Built kinship dim 1527 1527 
estimated heritability 0.545603 
sh: line 1: rm: command not found
environment variable `PATH' set to `/gnu/store/9cs1wah76bsijzkh2q17hhfkp0hwyjgn-profile/bin'
environment variable `R_LIBS_SITE' set to `/gnu/store/9cs1wah76bsijzkh2q17hhfkp0hwyjgn-profile/site-library'
successfully built /gnu/store/a4h2vf7b9ffrrxyhb7ns3qy17ajk4wlm-hsmice-r-mixed-model-gwas.drv
building /gnu/store/95i7qv0wpxm4fzw85szzx254k40babnd-hsmice-qtl-checked.drv...
environment variable `PATH' set to `/gnu/store/1xvafgjm30jhz1nnwcawz7wg6a4m8mwa-profile/bin'
environment variable `GUIX_PYTHONPATH' set to `/gnu/store/1xvafgjm30jhz1nnwcawz7wg6a4m8mwa-profile/lib/python3.11/site-packages'
successfully built /gnu/store/95i7qv0wpxm4fzw85szzx254k40babnd-hsmice-qtl-checked.drv
/gnu/store/frcqzx4y6sb98iavzla19m14i2931m6a-hsmice-qtl-checked

For the full real-world code from which the excerpts above were extracted, see hsmice-test.scm in the pyhegp repository. In the near future, one of our collaborators might contribute a Julia script to add to the test case and further complicate the programming language mix. I am certain Guix and G-expressions will handle it gracefully and robustly. Many thanks to the countless contributors who pour so much sweat into maintaining all these Guix packages for us!3

Conclusion

Describing this test using Guix G-expressions gave us several advantages.

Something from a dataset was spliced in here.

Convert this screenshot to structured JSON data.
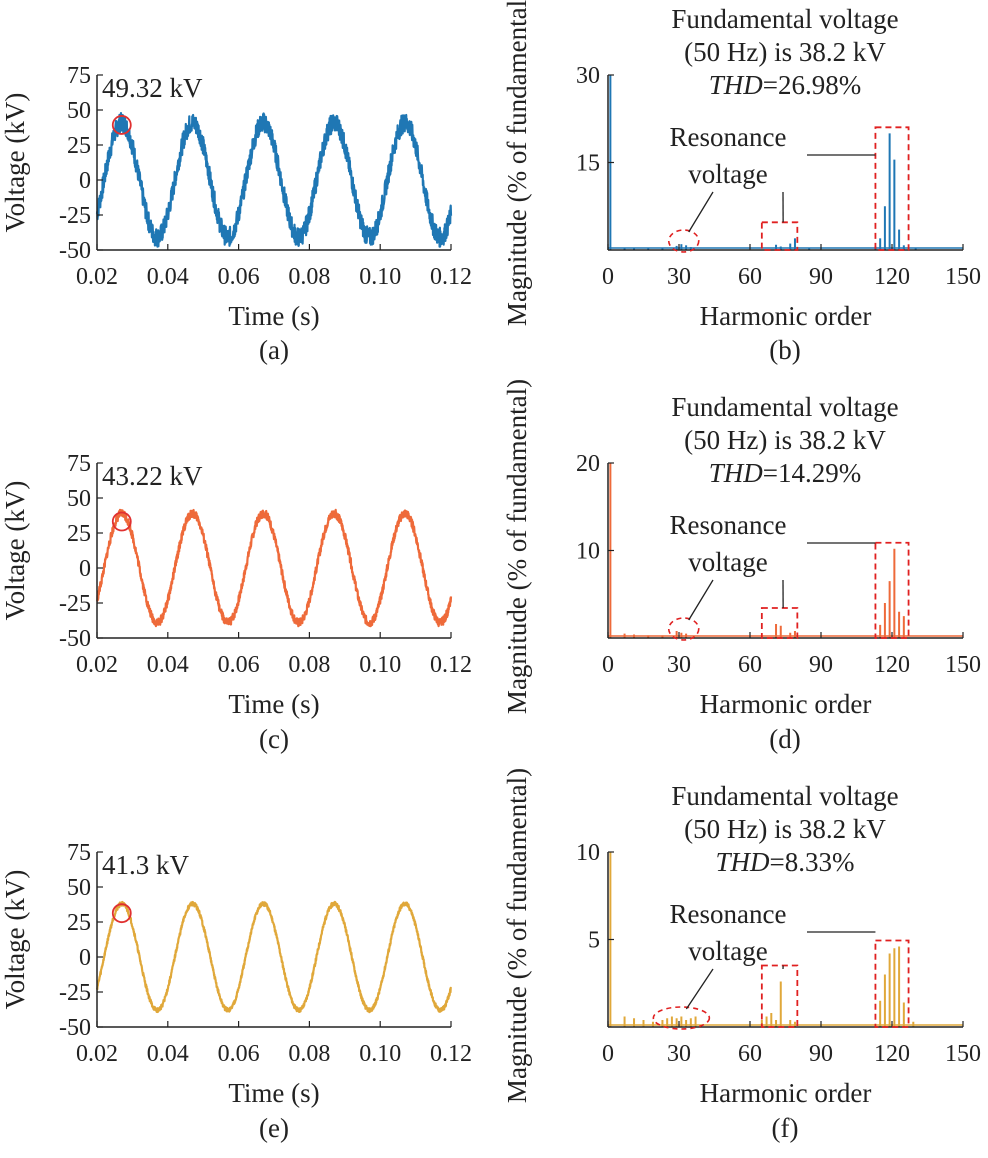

We integrated tools in two different languages

We effortlessly integrated software and scripts from two different languages—python and R. Such feats are not possible with language-specific package managers.

No tedious documentation for contributors to read

We did not have to write tedious documentation explaining to contributors how to install dependencies, what commands to run, etc.—everything is encoded precisely in the G-expressions. This means contributors can run and verify the tests much more easily—meaning they are so much more likely to actually do so.

Continuous integration

And, what’s more, if we turn our development repository into a Guix channel, we can even run these tests on CI with no modification necessary. Notice there’s no hauling around of heavy Docker images or downloading pre-built binaries from mysterious places. We work with plain text recipes and everything is fully reproducible all the way down to the bootstrap binaries—sheer magic!

In fact, I do precisely this for pyhegp. On every commit, this HSmice test is run and correct operation is verified.

Use any version or any commit of any software

And finally, although I didn’t go into this in much detail here, Guix liberates packages from a special caste of package maintainers, and puts them in the hands of ordinary users. You are free to try out any version or any commit of any software, and have them treated as first-class packages equal in every way to those created by your distro’s maintainers. No need to spend a long time praying for upstream approval—you can hit the ground running from day zero.

Footnotes:

1

Guix term for elementary build steps

2

origin objects are commonly used to specify sources for Guix packages. The Guix daemon fetches them before starting the actual build process without network access.

3

Packaging is an extremely labour-intensive, largely invisible and usually underappreciated art.